O que deu errado? Imaginávamos no
começo do século XXI estarmos entrando em uma nova era, um novo tempo onde a
esquerda poderia botar em prática toda a teoria com a qual esgrimia as palavras
de ordem nas lutas políticas e sociais desde o final da ditadura militar.
Vamos por parte. Desde a
identificação de nossos sonhos até a realidade objetiva, de como se constitui a
estrutura política e burocrática do estado brasileiro. Refaçamos o percurso,
resgatemos a história. E, creio, entenderemos o enredo do que está acontecendo e do que virá.
Voltemos no tempo.
Seguramente nossos sonhos foram
ameaçados na derrota das eleições diretas, em 1984. E comparando aquele
momento, com o que estamos vivendo agora, podemos compreender a capacidade como
os setores reacionários e oportunistas fisiológicos se adaptam às
circunstâncias, com o intuito de estarem sempre próximos ao Poder. Game of
Thrones!
Lembro-me bem de todo o
envolvimento dos setores organizados da sociedade brasileira, eu participei
desse processo nos últimos anos da ditadura. Acuado, desmoralizado e
enfraquecido, o regime militar perdia apoio à medida em que a luta democrática
tomava impulso e se fortalecia. As mobilizações foram espetaculares, e a
multidão se multiplicava nas ruas a cada comício pró-diretas. Naquele momento
houve uma aglutinação dos setores progressistas de todos os partidos, à exceção
do PDS, que dava sustentação ao governo militar. Seus membros eram em sua
grande maioria oriundos da antiga Arena, partido fundado pelos militares e que
lhe dava apoio.
As circunstâncias eram outras,
opostas em todos os sentidos à situação que vivenciamos nos dias de hoje. Contudo,
há uma similaridade, o que se conta, no final, são os votos. A força das ruas é
importante, mas no jogo político o que define é a articulação política. Naquele
momento, de grande pressão popular, praticamente funcionando contra o governo
militar, a maioria dos parlamentares votaram a favor da emenda das diretas: 298
a 65. Mas, faltaram 22 votos para consagrar, naquele momento, o fim do regime
militar.
A derrota da Emenda Dante de
Oliveira não botou fim à esperança de derrotá-lo, mas dividiu a esquerda. A
partir daquele momento todos os esforços concentraram-se no Plano B: o Colégio
Eleitoral. Era por esse instrumento que os presidentes eram eleitos. Ou melhor,
tinham suas escolhas formalizadas, já que eram definidos pelos militares.

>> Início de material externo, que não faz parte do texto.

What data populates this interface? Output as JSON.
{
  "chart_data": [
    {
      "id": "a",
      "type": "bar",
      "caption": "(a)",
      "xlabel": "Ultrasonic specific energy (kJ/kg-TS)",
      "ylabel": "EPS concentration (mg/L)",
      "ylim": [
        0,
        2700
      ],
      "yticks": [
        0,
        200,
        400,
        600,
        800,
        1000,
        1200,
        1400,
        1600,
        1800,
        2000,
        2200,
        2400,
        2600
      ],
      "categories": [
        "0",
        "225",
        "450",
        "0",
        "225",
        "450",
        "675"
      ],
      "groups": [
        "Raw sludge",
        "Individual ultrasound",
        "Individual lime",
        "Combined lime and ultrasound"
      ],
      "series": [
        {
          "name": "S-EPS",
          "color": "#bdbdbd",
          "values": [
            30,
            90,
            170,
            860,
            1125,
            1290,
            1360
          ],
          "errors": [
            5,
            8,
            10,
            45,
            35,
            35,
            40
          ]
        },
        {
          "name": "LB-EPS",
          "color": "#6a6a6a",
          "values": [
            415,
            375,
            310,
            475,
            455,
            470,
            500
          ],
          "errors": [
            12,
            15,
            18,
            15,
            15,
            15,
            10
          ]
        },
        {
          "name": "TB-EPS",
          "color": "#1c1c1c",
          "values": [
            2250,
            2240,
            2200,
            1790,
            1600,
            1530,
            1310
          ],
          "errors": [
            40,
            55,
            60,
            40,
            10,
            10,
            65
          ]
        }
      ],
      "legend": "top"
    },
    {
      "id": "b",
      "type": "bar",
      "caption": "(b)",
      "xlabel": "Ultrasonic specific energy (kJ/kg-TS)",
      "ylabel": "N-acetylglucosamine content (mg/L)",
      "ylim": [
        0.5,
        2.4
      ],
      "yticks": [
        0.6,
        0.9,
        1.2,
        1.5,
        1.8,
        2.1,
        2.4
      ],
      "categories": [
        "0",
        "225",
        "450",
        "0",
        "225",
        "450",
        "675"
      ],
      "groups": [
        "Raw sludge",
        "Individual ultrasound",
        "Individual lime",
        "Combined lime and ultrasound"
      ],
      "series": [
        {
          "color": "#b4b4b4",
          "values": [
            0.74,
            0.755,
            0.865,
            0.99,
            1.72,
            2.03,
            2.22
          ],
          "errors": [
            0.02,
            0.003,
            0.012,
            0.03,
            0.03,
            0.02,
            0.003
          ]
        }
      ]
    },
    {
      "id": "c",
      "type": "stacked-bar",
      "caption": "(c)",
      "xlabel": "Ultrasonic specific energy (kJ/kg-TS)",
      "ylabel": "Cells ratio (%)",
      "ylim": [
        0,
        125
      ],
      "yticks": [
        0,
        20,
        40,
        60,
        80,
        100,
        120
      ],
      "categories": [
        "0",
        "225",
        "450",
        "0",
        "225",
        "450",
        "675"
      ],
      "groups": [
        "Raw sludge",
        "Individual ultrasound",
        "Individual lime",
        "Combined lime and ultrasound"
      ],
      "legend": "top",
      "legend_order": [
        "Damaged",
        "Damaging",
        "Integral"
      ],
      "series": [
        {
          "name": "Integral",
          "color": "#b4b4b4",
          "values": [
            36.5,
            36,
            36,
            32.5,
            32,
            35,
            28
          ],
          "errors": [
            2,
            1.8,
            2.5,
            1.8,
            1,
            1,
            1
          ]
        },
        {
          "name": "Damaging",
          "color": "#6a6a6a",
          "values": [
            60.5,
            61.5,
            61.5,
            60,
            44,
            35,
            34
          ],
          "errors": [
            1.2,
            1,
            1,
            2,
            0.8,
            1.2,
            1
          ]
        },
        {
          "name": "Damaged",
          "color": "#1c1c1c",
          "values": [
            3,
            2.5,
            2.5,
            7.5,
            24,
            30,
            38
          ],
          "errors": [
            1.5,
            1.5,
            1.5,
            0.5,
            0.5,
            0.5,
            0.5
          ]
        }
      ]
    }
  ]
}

Contudo, o resultado da votação pelas diretas apontava uma possibilidade
concreta de escolher o próximo presidente por esse mecanismo. Para dar uma
conotação mais democrática constituiu-se toda uma estrutura, aproveitando-se
das campanhas das diretas, com a realização de mais atos e comícios por todo o
Brasil, agora em torno da candidatura de Tancredo Neves, político tradicional
de Minas Gerais, que naquele momento se aliara às forças que desejavam as
mudanças.
Por ironia, que o futuro iria contradizer,
o Partido dos Trabalhadores recusou-se a apoiar esse caminho. Isso foi levado a
tal extremo que alguns parlamentares que se recusaram a seguir essa orientação,
ou melhor, decisão partidária, foram expulsos do partido, num momento em que o
sectarismo raso era uma marca registrada no PT, naquele momento dominado por
tendências esquerdistas, que décadas adiante foram se afastando e fazendo
surgir outras organizações, que mantiveram essa característica, de primar por
um tipo de política isolacionista focada em princípios que os mantiveram sempre
reduzidos. Mas o PT foi na direção oposta, e, à medida em que ganhava novos
parlamentares e crescia com vitórias em prefeituras e governos, passou a adotar
uma política mais pragmática e conciliatória. Veremos o resultado disso mais
adiante.
O movimento Diretas Já! Transformou-se em Tancredo
Já!. Como era previsível, devido ao quadro político de isolamento do
partido do governo, o PDS, que naquele momento tinha como candidato Paulo
Maluf, a eleição de Tancredo Neves, do PMDB, sagrou-se vitoriosa. José Sarney,
que havia liderado uma dissidência no PDS e criado a Frente Liberal (PFL),
tornou-se o vice mais bem-sucedido da história política brasileira. Uma
tragédia demonstrou que nada é fácil na democracia brasileira. Depois de tudo
que se fez, e por mais de um ano de mobilizações de milhões de pessoas nas
ruas, o presidente eleito, Tancredo Neves, faleceu antes de tomar posse. A
tensão que se seguiu à sua morte era natural, imaginava-se poder haver alguma
reação dos militares e a imposição de seu candidato. Se a decisão a seguir foi
jurídica ou política, pouco importa, mas foi garantida a posse do vice que se
tornou presidente. O Brasil se via então rumando para uma nova realidade
política, sem o regime militar, mas com um governo conservador, de coalizão
ampla, formado para tentar reconstruir o país politicamente.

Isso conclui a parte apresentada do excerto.